Dr F. Eckstein (Berne, Switzerland) Maybe I missed it, but the inotropic support, was there something that influenced the intestinal ischaemia in your patients?
Dr Chaudhuri: I presume you are referring to the vasopressors.
Dr Eckstein: Yes.
Dr Chaudhuri: Well, we tried to look at this in detail. We only had 50 patients, and by the time these patients were suspected of developing intestinal ischaemia, they were on a whole range of inotropes, including vasopressors. But looking at the literature and also looking at our series, I think it would appear that it's more the low perfusion state rather than the actual going up on vasopressors which is the problem. So the problem was already there. You just accentuated it.
Dr Eckstein: That leads me to the next question. What is your therapy in these patients?
Dr Chaudhuri: What we suggest is that if you use this model, you have already identified pre-operatively the patients who are going to be at highest risk. You might be able to modify your operative strategy. Say, for instance, you might try and keep your operative time low. You might do it yourself rather than let the resident do the operation. You know, it's a high-risk patient. Modify the other operative strategy, that's one. The second thing is, when you start seeing patients in whom their post-operative course starts to vary, like you saw in these two groups of patients, inotrope support is going up, something is wrong, because often these patients are ventilated and intubated and they don’t tell you, ‘I have tummy pain,’ and so you have to suspect, and if you have a strong suspicion, there is no harm in doing a negative laparotomy. You can see from our study, we only had 15 laparotomies, which means, although we suspected the occurrence of intestinal ischaemia in our group of patients, it was too late. They had multiorgan failure, a very poor prognosis. It was too late to do anything. The suspicion is the key really.
Dr Eckstein: Have you performed any angiography and maybe intraluminal papaverine infusion?
Dr Chaudhuri: No. Again, you are quite right. There is a recent paper from Oxford that describes three syndromes, and one is them is what you mentioned, you know, the patient is describing bloating symptoms and other things. In those instances you can actually perform mesenteric angiography, although it is invasive, and if you prove NOMI, then you give papaverine. But these patients, if you remember, are already on a lot of inotropic support. It's quite unstable to get them to the mesenteric angiography suite.
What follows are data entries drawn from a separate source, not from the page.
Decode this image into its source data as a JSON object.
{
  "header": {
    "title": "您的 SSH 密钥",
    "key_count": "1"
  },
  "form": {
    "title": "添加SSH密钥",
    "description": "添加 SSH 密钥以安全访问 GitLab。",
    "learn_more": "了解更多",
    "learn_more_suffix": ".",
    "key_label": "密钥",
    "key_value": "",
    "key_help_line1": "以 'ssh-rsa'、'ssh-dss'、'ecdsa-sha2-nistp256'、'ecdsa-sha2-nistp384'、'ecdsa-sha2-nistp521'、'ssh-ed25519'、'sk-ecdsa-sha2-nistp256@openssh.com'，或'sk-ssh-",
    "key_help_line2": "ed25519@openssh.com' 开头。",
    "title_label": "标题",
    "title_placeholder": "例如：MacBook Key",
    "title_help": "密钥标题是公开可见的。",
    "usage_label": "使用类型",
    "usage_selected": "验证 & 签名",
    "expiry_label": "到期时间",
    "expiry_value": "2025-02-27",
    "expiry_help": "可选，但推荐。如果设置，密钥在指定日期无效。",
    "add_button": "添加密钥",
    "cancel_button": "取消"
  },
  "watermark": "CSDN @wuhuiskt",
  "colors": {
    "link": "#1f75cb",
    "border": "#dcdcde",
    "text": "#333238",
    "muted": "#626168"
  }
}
Dr D. Lindblom (Stockholm, Sweden) Most of the risk factors you identified were those that are usually seen when you are doing risk factor analysis. The sicker the patient, the more complications you can expect. So the prediction is not very easy. I saw that you had a double frequency of off-pump surgery in the patients with intestinal ischaemia. Do you think that is a consequence of the patients being worse, or do you think that the perfusion or the lack of perfusion from the heart-lung machine has anything to do with this?
Dr Chaudhuri: Let me go to this slide. There was no double difference. There was no difference. That was propensity matching. We tried to match them as closely as possible. So I know there was 20 and 10, but there was no significant statistical difference in the group. So we are actually trying to match there rather than show the difference. But in the published literature, actually there are two reports, one from our institution and one from the Southampton group, comparing off-pump and on-pump surgery and, again, in both studies they have not found any difference between off-pump and on-pump surgery for the incidence of intestinal ischaemia.
Dr Lindblom: What is your frequency of off-pump coronary surgery?
Dr Chaudhuri: I can’t really comment on that, but I think it's about 30%.